I have customers with long driveways or who live at the end of long dead-end roads that are daily Amazon Prime or Surepost customers. If they only have one package and it is ground, I will roll it until the following day when they are almost guranteed to get another one and in many cases save several minutes per day by doing so. A few minutes here and there throughout the day can add up to hours pretty quickly.
Its not my preference to do business this way but there really is no other choice. We are screwed here. There isnt any help, its only going to get worse, and our peak season "plan" is such an abysmal failure that the time has come to start performing triage on the stops in order to minimize the damage. There is nothing more frustrating and demoralizing to me than having to do what I did last night; driving right past houses that I had packages for on my way back to the building because I was on fumes for DOT hours.
I will continue to punch out at 1815-1830 Monday through Friday.
I am going to continue to work Monday through Friday, deliver in trace and let the chips fall where they may.

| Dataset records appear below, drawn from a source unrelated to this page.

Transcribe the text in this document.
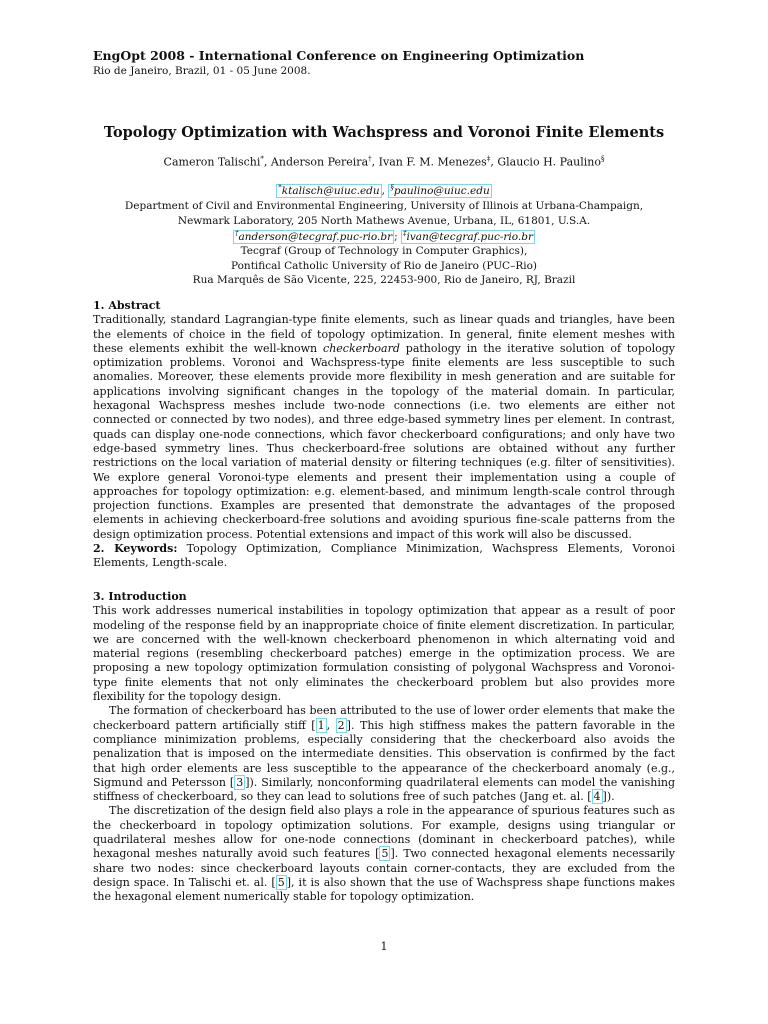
EngOpt 2008 - International Conference on Engineering Optimization
Rio de Janeiro, Brazil, 01 - 05 June 2008.
Topology Optimization with Wachspress and Voronoi Finite Elements
Cameron Talischi*, Anderson Pereira†, Ivan F. M. Menezes‡, Glaucio H. Paulino§
*ktalisch@uiuc.edu , §paulino@uiuc.edu
Department of Civil and Environmental Engineering, University of Illinois at Urbana-Champaign,
Newmark Laboratory, 205 North Mathews Avenue, Urbana, IL, 61801, U.S.A.
†anderson@tecgraf.puc-rio.br ; ‡ivan@tecgraf.puc-rio.br
Tecgraf (Group of Technology in Computer Graphics),
Pontifical Catholic University of Rio de Janeiro (PUC–Rio)
Rua Marquês de São Vicente, 225, 22453-900, Rio de Janeiro, RJ, Brazil
1. Abstract
Traditionally, standard Lagrangian-type finite elements, such as linear quads and triangles, have been the elements of choice in the field of topology optimization. In general, finite element meshes with these elements exhibit the well-known checkerboard pathology in the iterative solution of topology optimization problems. Voronoi and Wachspress-type finite elements are less susceptible to such anomalies. Moreover, these elements provide more flexibility in mesh generation and are suitable for applications involving significant changes in the topology of the material domain. In particular, hexagonal Wachspress meshes include two-node connections (i.e. two elements are either not connected or connected by two nodes), and three edge-based symmetry lines per element. In contrast, quads can display one-node connections, which favor checkerboard configurations; and only have two edge-based symmetry lines. Thus checkerboard-free solutions are obtained without any further restrictions on the local variation of material density or filtering techniques (e.g. filter of sensitivities). We explore general Voronoi-type elements and present their implementation using a couple of approaches for topology optimization: e.g. element-based, and minimum length-scale control through projection functions. Examples are presented that demonstrate the advantages of the proposed elements in achieving checkerboard-free solutions and avoiding spurious fine-scale patterns from the design optimization process. Potential extensions and impact of this work will also be discussed.
2. Keywords: Topology Optimization, Compliance Minimization, Wachspress Elements, Voronoi Elements, Length-scale.
3. Introduction
This work addresses numerical instabilities in topology optimization that appear as a result of poor modeling of the response field by an inappropriate choice of finite element discretization. In particular, we are concerned with the well-known checkerboard phenomenon in which alternating void and material regions (resembling checkerboard patches) emerge in the optimization process. We are proposing a new topology optimization formulation consisting of polygonal Wachspress and Voronoi-type finite elements that not only eliminates the checkerboard problem but also provides more flexibility for the topology design.
The formation of checkerboard has been attributed to the use of lower order elements that make the checkerboard pattern artificially stiff [ 1 , 2 ]. This high stiffness makes the pattern favorable in the compliance minimization problems, especially considering that the checkerboard also avoids the penalization that is imposed on the intermediate densities. This observation is confirmed by the fact that high order elements are less susceptible to the appearance of the checkerboard anomaly (e.g., Sigmund and Petersson [ 3 ]). Similarly, nonconforming quadrilateral elements can model the vanishing stiffness of checkerboard, so they can lead to solutions free of such patches (Jang et. al. [ 4 ]).
The discretization of the design field also plays a role in the appearance of spurious features such as the checkerboard in topology optimization solutions. For example, designs using triangular or quadrilateral meshes allow for one-node connections (dominant in checkerboard patches), while hexagonal meshes naturally avoid such features [ 5 ]. Two connected hexagonal elements necessarily share two nodes: since checkerboard layouts contain corner-contacts, they are excluded from the design space. In Talischi et. al. [ 5 ], it is also shown that the use of Wachspress shape functions makes the hexagonal element numerically stable for topology optimization.
1
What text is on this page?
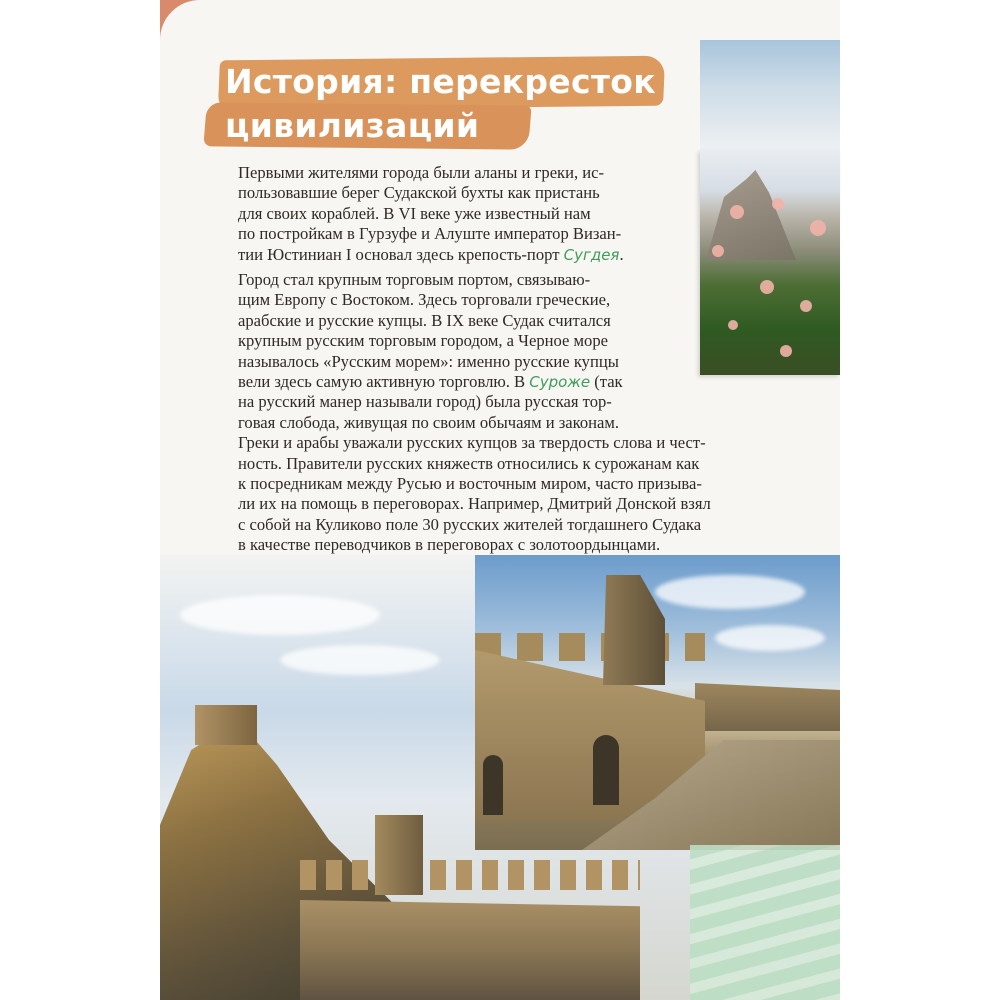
История: перекресток
цивилизаций
Первыми жителями города были аланы и греки, ис-
пользовавшие берег Судакской бухты как пристань
для своих кораблей. В VI веке уже известный нам
по постройкам в Гурзуфе и Алуште император Визан-
тии Юстиниан I основал здесь крепость-порт Сугдея.
Город стал крупным торговым портом, связываю-
щим Европу с Востоком. Здесь торговали греческие,
арабские и русские купцы. В IX веке Судак считался
крупным русским торговым городом, а Черное море
называлось «Русским морем»: именно русские купцы
вели здесь самую активную торговлю. В Суроже (так
на русский манер называли город) была русская тор-
говая слобода, живущая по своим обычаям и законам.
Греки и арабы уважали русских купцов за твердость слова и чест-
ность. Правители русских княжеств относились к сурожанам как
к посредникам между Русью и восточным миром, часто призыва-
ли их на помощь в переговорах. Например, Дмитрий Донской взял
с собой на Куликово поле 30 русских жителей тогдашнего Судака
в качестве переводчиков в переговорах с золотоордынцами.
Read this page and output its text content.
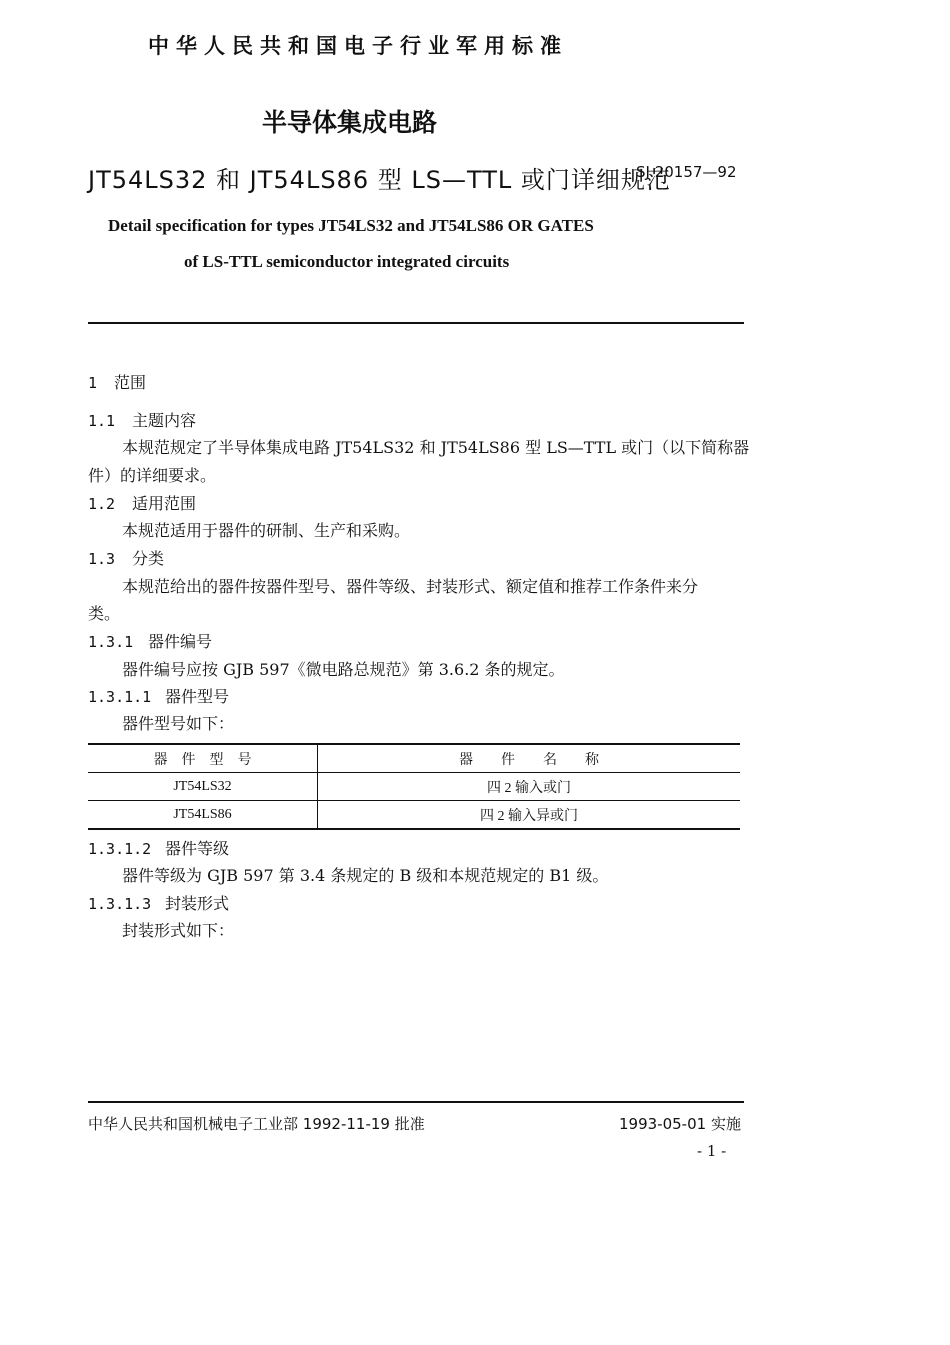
中华人民共和国电子行业军用标准
半导体集成电路
JT54LS32 和 JT54LS86 型 LS—TTL 或门详细规范
SJ 20157—92
Detail specification for types JT54LS32 and JT54LS86 OR GATES
of LS-TTL semiconductor integrated circuits
1 范围
1.1 主题内容
本规范规定了半导体集成电路 JT54LS32 和 JT54LS86 型 LS—TTL 或门（以下简称器
件）的详细要求。
1.2 适用范围
本规范适用于器件的研制、生产和采购。
1.3 分类
本规范给出的器件按器件型号、器件等级、封装形式、额定值和推荐工作条件来分
类。
1.3.1 器件编号
器件编号应按 GJB 597《微电路总规范》第 3.6.2 条的规定。
1.3.1.1 器件型号
器件型号如下：
器　件　型　号	器　　件　　名　　称
JT54LS32	四 2 输入或门
JT54LS86	四 2 输入异或门
1.3.1.2 器件等级
器件等级为 GJB 597 第 3.4 条规定的 B 级和本规范规定的 B1 级。
1.3.1.3 封装形式
封装形式如下：
中华人民共和国机械电子工业部 1992-11-19 批准	1993-05-01 实施
- 1 -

We have no ownership in any of these problems.
Under normal circumstances, I would agree with you.
Unfortunately, if nothing changes and the undelivered packages start snowballing, I will wind up having ownership of this problem.... when I report to work at 8:00 AM on Christmas Eve and am confronted with 15 or 16 hours worth of stops forced into my car.
I dont really want to be faced with that. I dont want to be out delivering packages at 10:00 at night on Christmas Eve. So I am going to be as proactive as I can possibly be at preventing that from occuring.